Here’s a public secret: There are loads of journalists who are eager to do rigorous reporting that better reflects, and respects, the full spectrum of activity and experience in the communities they cover. Many have told us that solutions journalism has helped them round out their coverage, providing a framework (grounded in journalistic ethics) to tell stories about how people are struggling to adapt to a wide range of challenges.

At the summit, they discovered colleagues who felt the same. “This is the first time I've been with a group of journalists and actually felt like I belonged,” said Alaska Public Media reporter Anne Hillman, echoing a sentiment we heard repeatedly over the weekend.

In many ways, 2017 was a pivotal year for journalism. Alongside continued newspaper closures and attacks on the press, we saw a resurgence in public support for journalism and considerable reflection among journalists about their role in the country’s challenges. For SJN, the year was all-out. Our newsroom team dramatically expanded its reach; our network grew substantially; we catalyzed newsroom projects and streams of coverage that led to meaningful impact in news organizations and communities. We relaunched a website designed for the needs of journalists; we built SolutionsU®, a major step forward to connect solutions stories to broad civic audiences. We expanded our Learning Lab, where you’ll now find resources in Spanish, French, Indonesian, and Chinese — driven by local demand.

Most satisfying, solutions journalism has become an accepted category in news. We rarely have to explain to journalists what it means, or defend it. This has created a new problem for us, a good problem, that we’re grappling with: we get more requests from newsrooms than we can currently accommodate. How do we shift our model to reach more? We were even asked to consult on “Wyatt Cenac’s Problem Areas,” a new HBO comedy anchored in solutions reporting.

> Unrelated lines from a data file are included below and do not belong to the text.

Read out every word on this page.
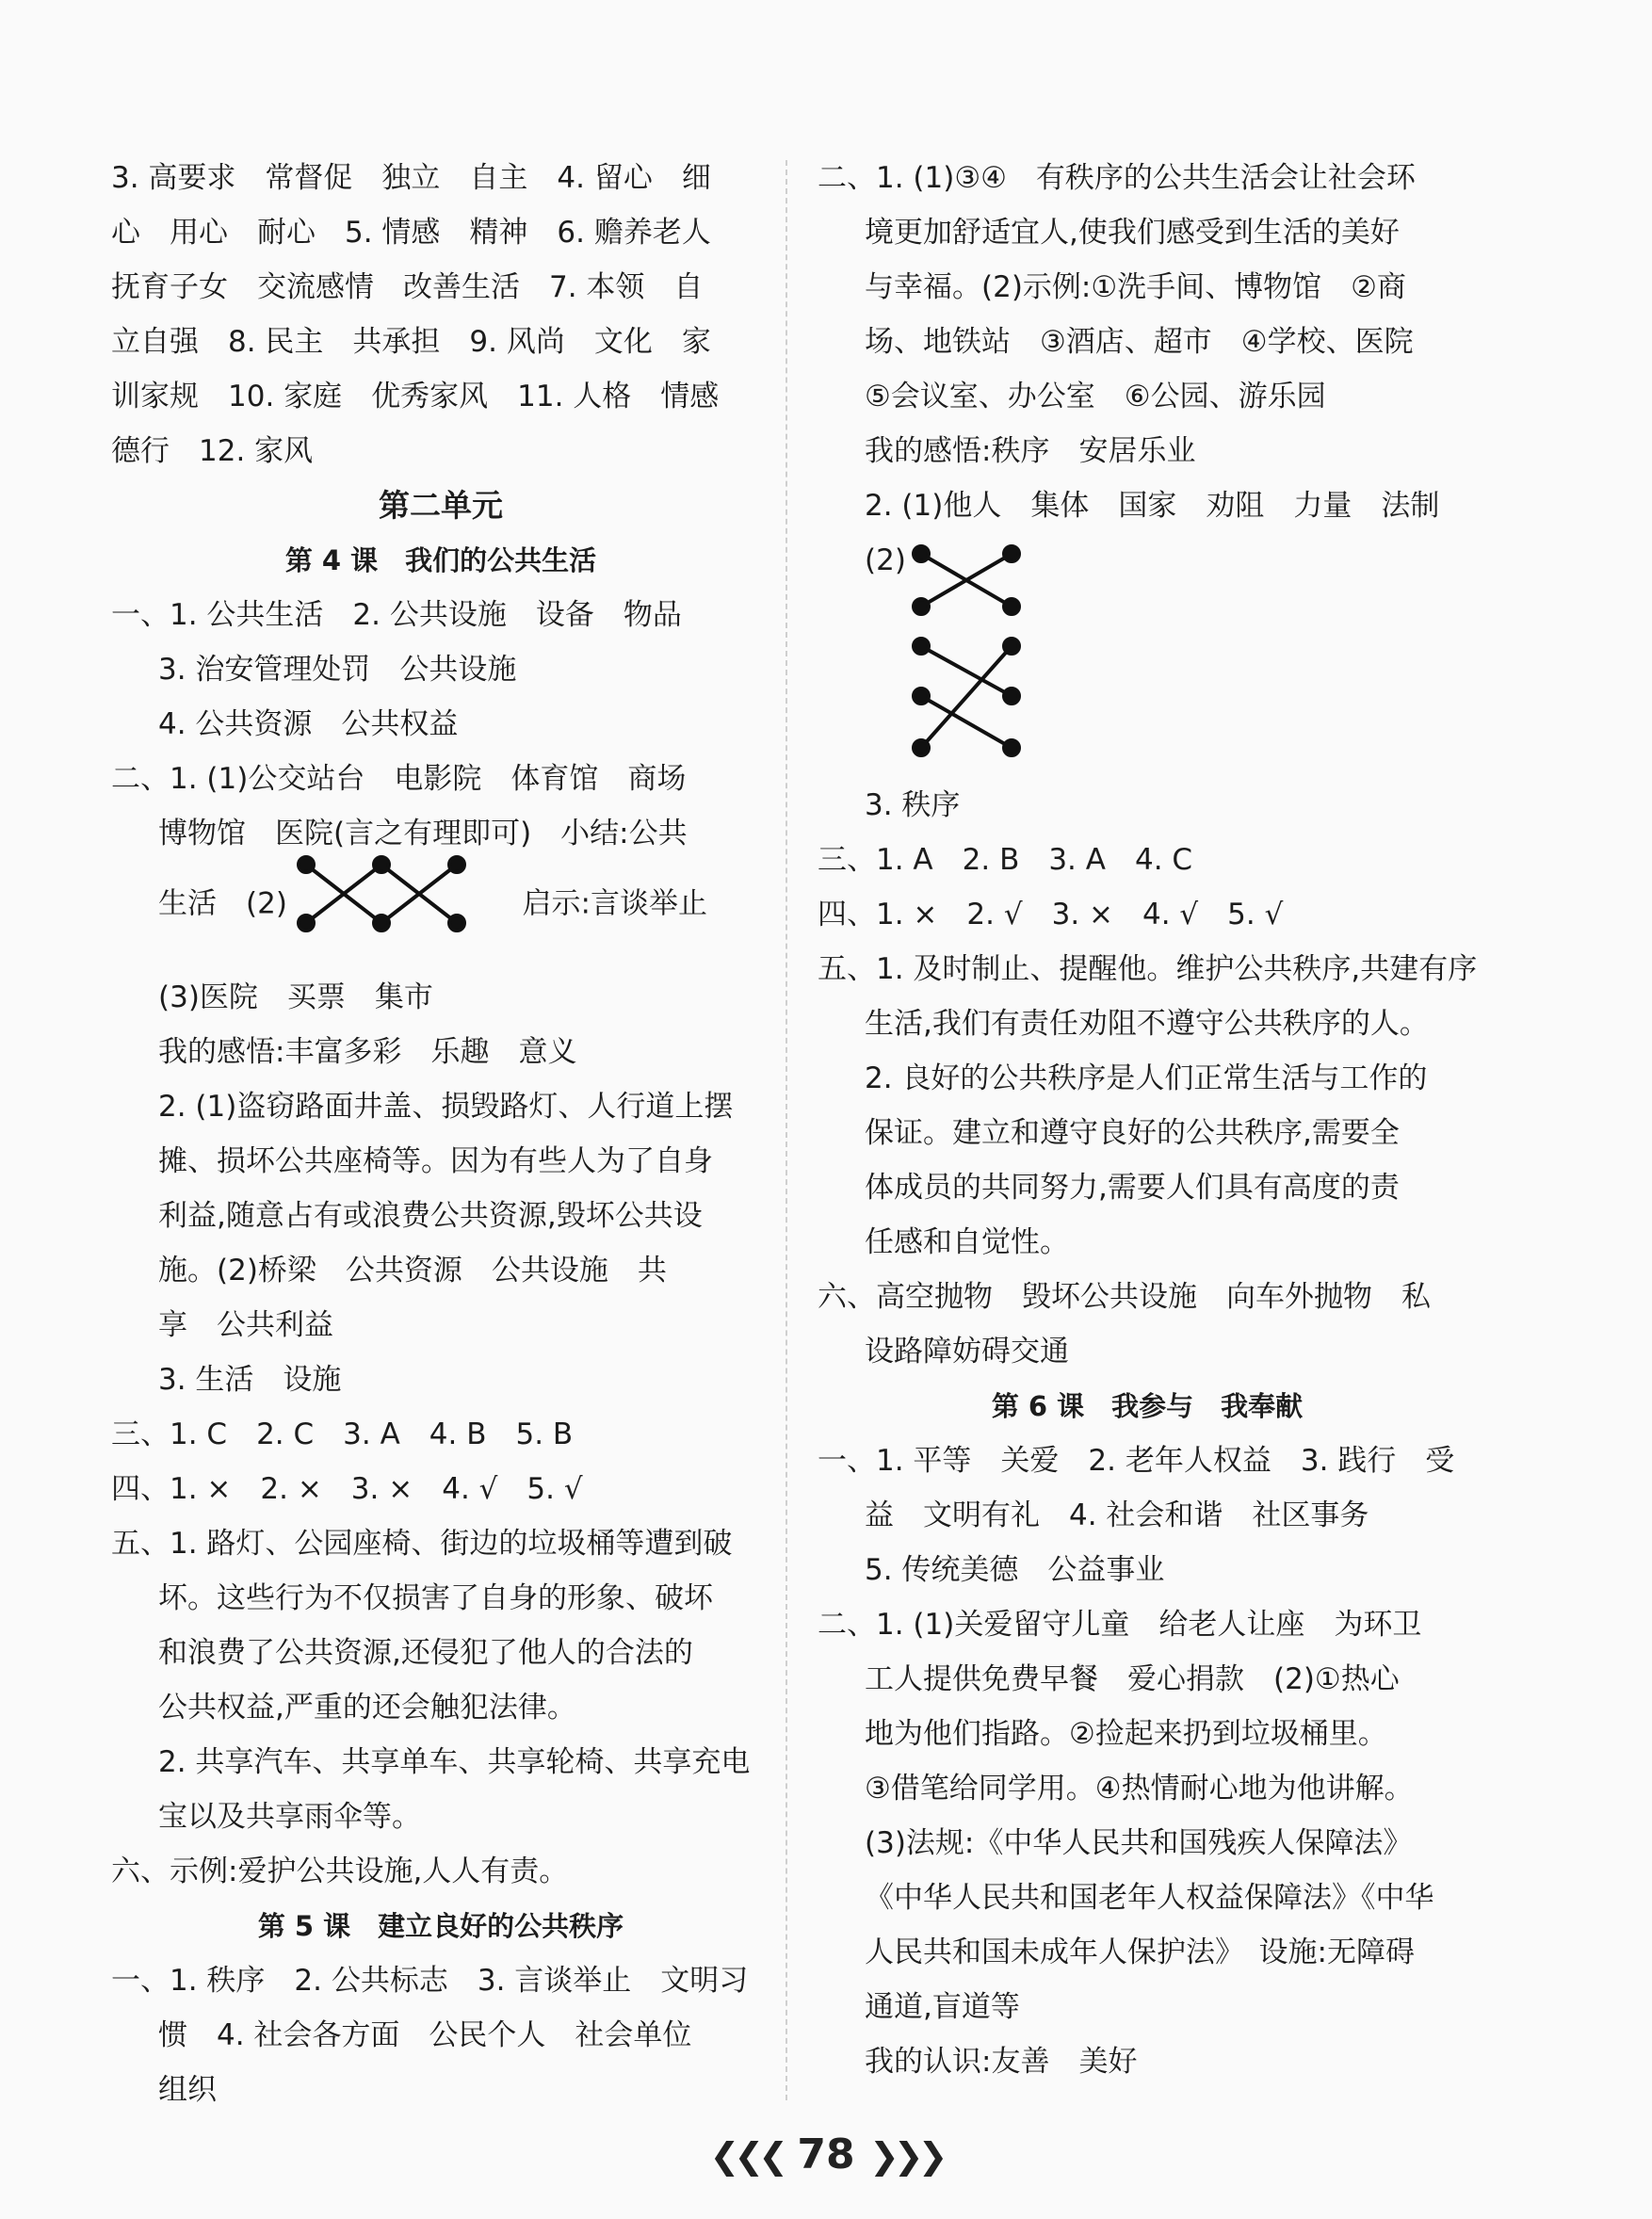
3. 高要求　常督促　独立　自主　4. 留心　细
心　用心　耐心　5. 情感　精神　6. 赡养老人
抚育子女　交流感情　改善生活　7. 本领　自
立自强　8. 民主　共承担　9. 风尚　文化　家
训家规　10. 家庭　优秀家风　11. 人格　情感
德行　12. 家风
第二单元
第 4 课　我们的公共生活
一、1. 公共生活　2. 公共设施　设备　物品
3. 治安管理处罚　公共设施
4. 公共资源　公共权益
二、1. (1)公交站台　电影院　体育馆　商场
博物馆　医院(言之有理即可)　小结:公共
生活　(2)	启示:言谈举止
(3)医院　买票　集市
我的感悟:丰富多彩　乐趣　意义
2. (1)盗窃路面井盖、损毁路灯、人行道上摆
摊、损坏公共座椅等。因为有些人为了自身
利益,随意占有或浪费公共资源,毁坏公共设
施。(2)桥梁　公共资源　公共设施　共
享　公共利益
3. 生活　设施
三、1. C　2. C　3. A　4. B　5. B
四、1. ×　2. ×　3. ×　4. √　5. √
五、1. 路灯、公园座椅、街边的垃圾桶等遭到破
坏。这些行为不仅损害了自身的形象、破坏
和浪费了公共资源,还侵犯了他人的合法的
公共权益,严重的还会触犯法律。
2. 共享汽车、共享单车、共享轮椅、共享充电
宝以及共享雨伞等。
六、示例:爱护公共设施,人人有责。
第 5 课　建立良好的公共秩序
一、1. 秩序　2. 公共标志　3. 言谈举止　文明习
惯　4. 社会各方面　公民个人　社会单位
组织
二、1. (1)③④　有秩序的公共生活会让社会环
境更加舒适宜人,使我们感受到生活的美好
与幸福。(2)示例:①洗手间、博物馆　②商
场、地铁站　③酒店、超市　④学校、医院
⑤会议室、办公室　⑥公园、游乐园
我的感悟:秩序　安居乐业
2. (1)他人　集体　国家　劝阻　力量　法制
(2)
3. 秩序
三、1. A　2. B　3. A　4. C
四、1. ×　2. √　3. ×　4. √　5. √
五、1. 及时制止、提醒他。维护公共秩序,共建有序
生活,我们有责任劝阻不遵守公共秩序的人。
2. 良好的公共秩序是人们正常生活与工作的
保证。建立和遵守良好的公共秩序,需要全
体成员的共同努力,需要人们具有高度的责
任感和自觉性。
六、高空抛物　毁坏公共设施　向车外抛物　私
设路障妨碍交通
第 6 课　我参与　我奉献
一、1. 平等　关爱　2. 老年人权益　3. 践行　受
益　文明有礼　4. 社会和谐　社区事务
5. 传统美德　公益事业
二、1. (1)关爱留守儿童　给老人让座　为环卫
工人提供免费早餐　爱心捐款　(2)①热心
地为他们指路。②捡起来扔到垃圾桶里。
③借笔给同学用。④热情耐心地为他讲解。
(3)法规:《中华人民共和国残疾人保障法》
《中华人民共和国老年人权益保障法》《中华
人民共和国未成年人保护法》　设施:无障碍
通道,盲道等
我的认识:友善　美好
❮❮❮ 78 ❯❯❯
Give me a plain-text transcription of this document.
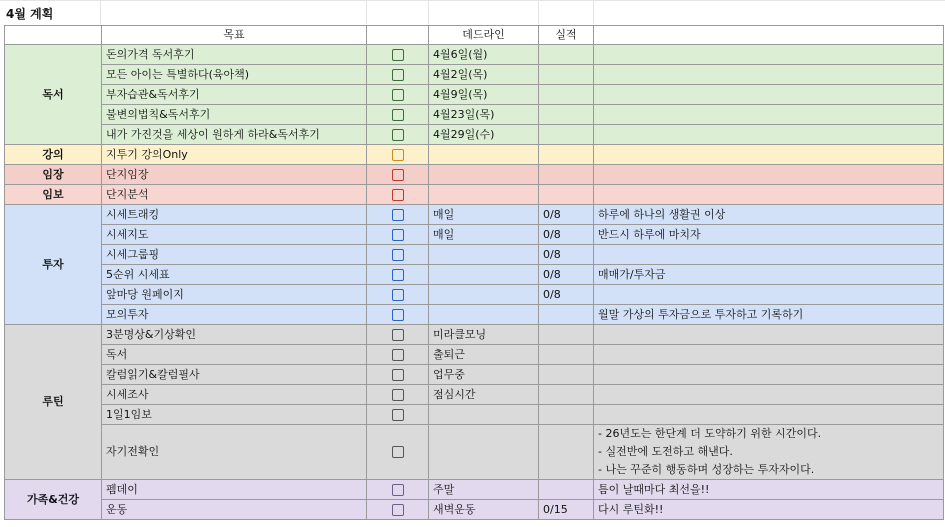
4월 계획
	목표		데드라인	실적	
독서	돈의가격 독서후기		4월6일(월)		
	모든 아이는 특별하다(육아책)		4월2일(목)		
	부자습관&독서후기		4월9일(목)		
	불변의법칙&독서후기		4월23일(목)		
	내가 가진것을 세상이 원하게 하라&독서후기		4월29일(수)		
강의	지투기 강의Only				
임장	단지임장				
임보	단지분석				
투자	시세트래킹		매일	0/8	하루에 하나의 생활권 이상
	시세지도		매일	0/8	반드시 하루에 마치자
	시세그룹핑			0/8	
	5순위 시세표			0/8	매매가/투자금
	앞마당 원페이지			0/8	
	모의투자				월말 가상의 투자금으로 투자하고 기록하기
루틴	3분명상&기상확인		미라클모닝		
	독서		출퇴근		
	칼럼읽기&칼럼필사		업무중		
	시세조사		점심시간		
	1일1임보				
	자기전확인				- 26년도는 한단계 더 도약하기 위한 시간이다.
- 실전반에 도전하고 해낸다.
- 나는 꾸준히 행동하며 성장하는 투자자이다.

가족&건강	펨데이		주말		틈이 날때마다 최선을!!
	운동		새벽운동	0/15	다시 루틴화!!
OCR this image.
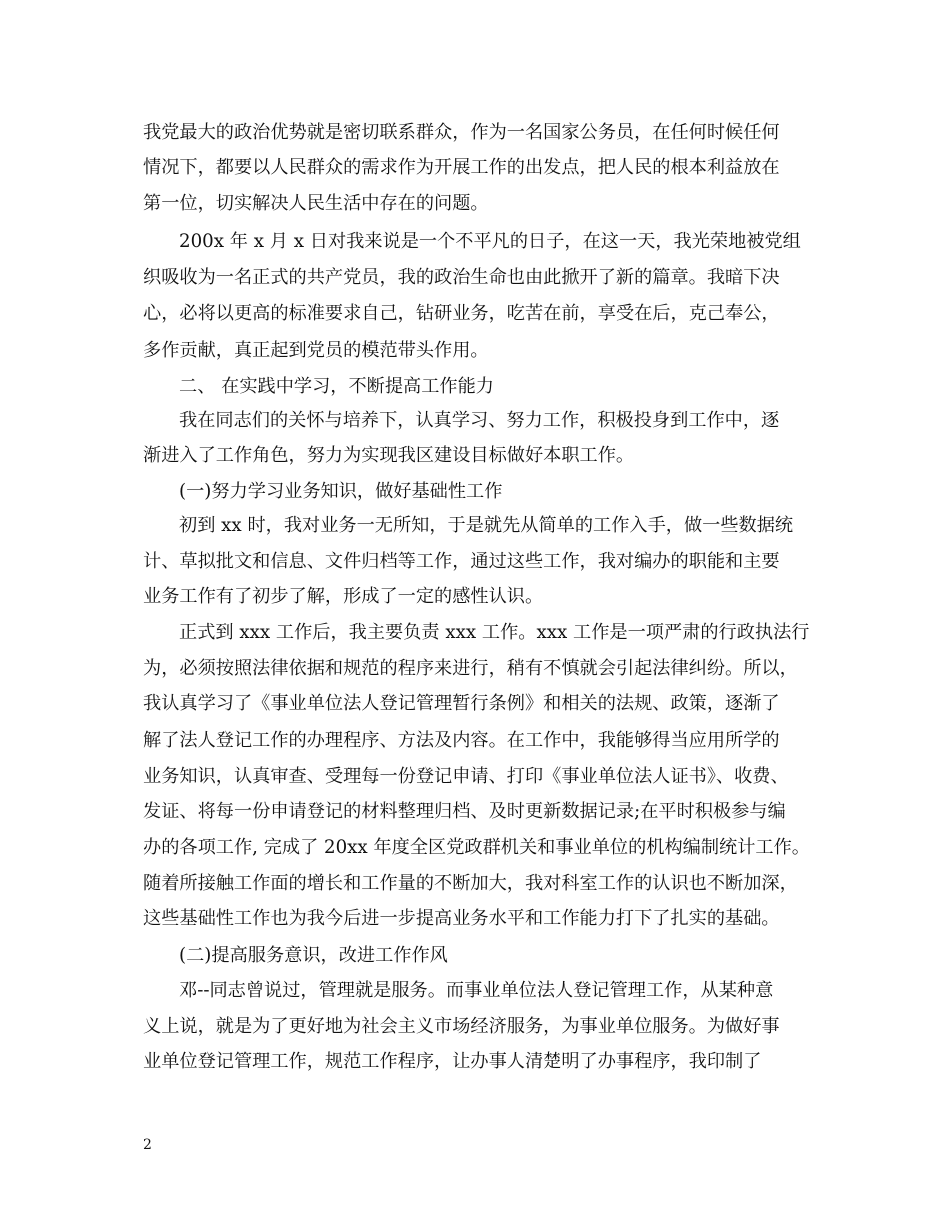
我党最大的政治优势就是密切联系群众，作为一名国家公务员，在任何时候任何
情况下，都要以人民群众的需求作为开展工作的出发点，把人民的根本利益放在
第一位，切实解决人民生活中存在的问题。
200x 年 x 月 x 日对我来说是一个不平凡的日子，在这一天，我光荣地被党组
织吸收为一名正式的共产党员，我的政治生命也由此掀开了新的篇章。我暗下决
心，必将以更高的标准要求自己，钻研业务，吃苦在前，享受在后，克己奉公，
多作贡献，真正起到党员的模范带头作用。
二、 在实践中学习，不断提高工作能力
我在同志们的关怀与培养下，认真学习、努力工作，积极投身到工作中，逐
渐进入了工作角色，努力为实现我区建设目标做好本职工作。
(一)努力学习业务知识，做好基础性工作
初到 xx 时，我对业务一无所知，于是就先从简单的工作入手，做一些数据统
计、草拟批文和信息、文件归档等工作，通过这些工作，我对编办的职能和主要
业务工作有了初步了解，形成了一定的感性认识。
正式到 xxx 工作后，我主要负责 xxx 工作。xxx 工作是一项严肃的行政执法行
为，必须按照法律依据和规范的程序来进行，稍有不慎就会引起法律纠纷。所以，
我认真学习了《事业单位法人登记管理暂行条例》和相关的法规、政策，逐渐了
解了法人登记工作的办理程序、方法及内容。在工作中，我能够得当应用所学的
业务知识，认真审查、受理每一份登记申请、打印《事业单位法人证书》、收费、
发证、将每一份申请登记的材料整理归档、及时更新数据记录;在平时积极参与编
办的各项工作, 完成了 20xx 年度全区党政群机关和事业单位的机构编制统计工作。
随着所接触工作面的增长和工作量的不断加大，我对科室工作的认识也不断加深，
这些基础性工作也为我今后进一步提高业务水平和工作能力打下了扎实的基础。
(二)提高服务意识，改进工作作风
邓--同志曾说过，管理就是服务。而事业单位法人登记管理工作，从某种意
义上说，就是为了更好地为社会主义市场经济服务，为事业单位服务。为做好事
业单位登记管理工作，规范工作程序，让办事人清楚明了办事程序，我印制了
2
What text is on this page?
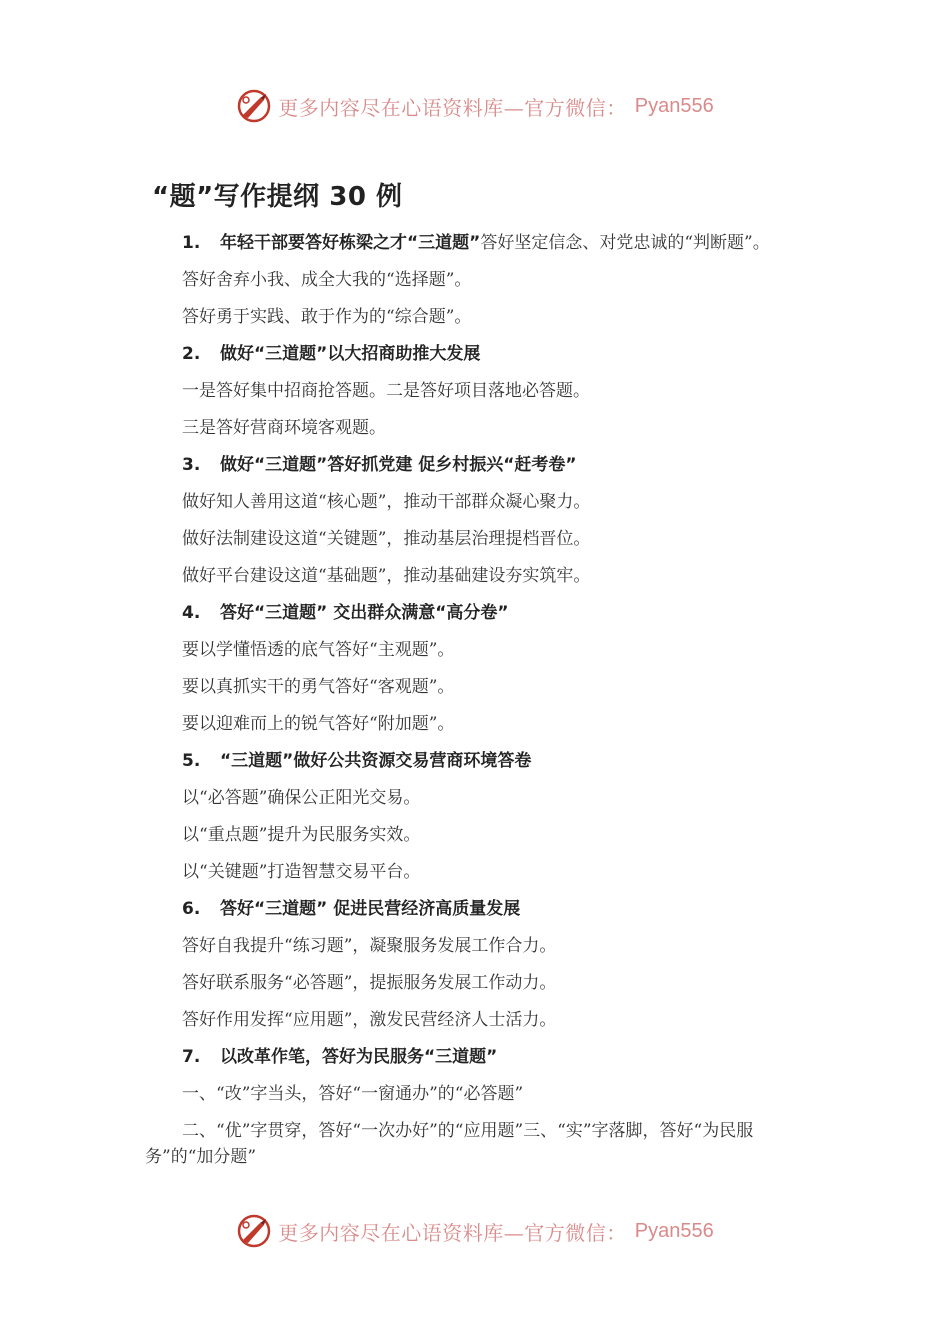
更多内容尽在心语资料库—官方微信： Pyan556
“题”写作提纲 30 例

1. 年轻干部要答好栋梁之才“三道题”答好坚定信念、对党忠诚的“判断题”。

答好舍弃小我、成全大我的“选择题”。

答好勇于实践、敢于作为的“综合题”。

2. 做好“三道题”以大招商助推大发展

一是答好集中招商抢答题。二是答好项目落地必答题。

三是答好营商环境客观题。

3. 做好“三道题”答好抓党建 促乡村振兴“赶考卷”

做好知人善用这道“核心题”，推动干部群众凝心聚力。

做好法制建设这道“关键题”，推动基层治理提档晋位。

做好平台建设这道“基础题”，推动基础建设夯实筑牢。

4. 答好“三道题” 交出群众满意“高分卷”

要以学懂悟透的底气答好“主观题”。

要以真抓实干的勇气答好“客观题”。

要以迎难而上的锐气答好“附加题”。

5. “三道题”做好公共资源交易营商环境答卷

以“必答题”确保公正阳光交易。

以“重点题”提升为民服务实效。

以“关键题”打造智慧交易平台。

6. 答好“三道题” 促进民营经济高质量发展

答好自我提升“练习题”，凝聚服务发展工作合力。

答好联系服务“必答题”，提振服务发展工作动力。

答好作用发挥“应用题”，激发民营经济人士活力。

7. 以改革作笔，答好为民服务“三道题”

一、“改”字当头，答好“一窗通办”的“必答题”

二、“优”字贯穿，答好“一次办好”的“应用题”三、“实”字落脚，答好“为民服务”的“加分题”

更多内容尽在心语资料库—官方微信： Pyan556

All of this work is animated by the conviction that people are desperate for change. When you see the world through a frame of crisis and conflict, the result is suffering and division. We seek to provide a balance: to re-focus more of our collective attention on plausible possibilities to build something better. Who’s having success? What’s promising? What’s worth trying?

For us, encouraging journalists to ask these questions is just the beginning. Once news organizations start helping their communities learn about options, things change. Audiences begin paying closer attention. They want to build better communities. They express appreciation. They feel more truthfully reflected, so they trust more, and are willing to engage in more respectful conversations. They even show more willingness to pay for news.

This may seem obvious, but it needs to be continually reiterated. To present an accurate view of reality, alongside the world’s corruption, negligence and prejudice, the news also must reveal the world’s integrity, competence and tolerance. But not in a feel-good way, not as light fare at Thanksgiving, or hero worship that oversimplifies problems. The goal is to build awareness and understanding, to curse darkness when necessary and light candles so we can endeavor to repair. With this lens, we will come to know our neighbors more faithfully, and this may help society move beyond the fears and wounds that have engendered so much division and tribalism.

As always, we’re grateful and honored to work with you towards this goal.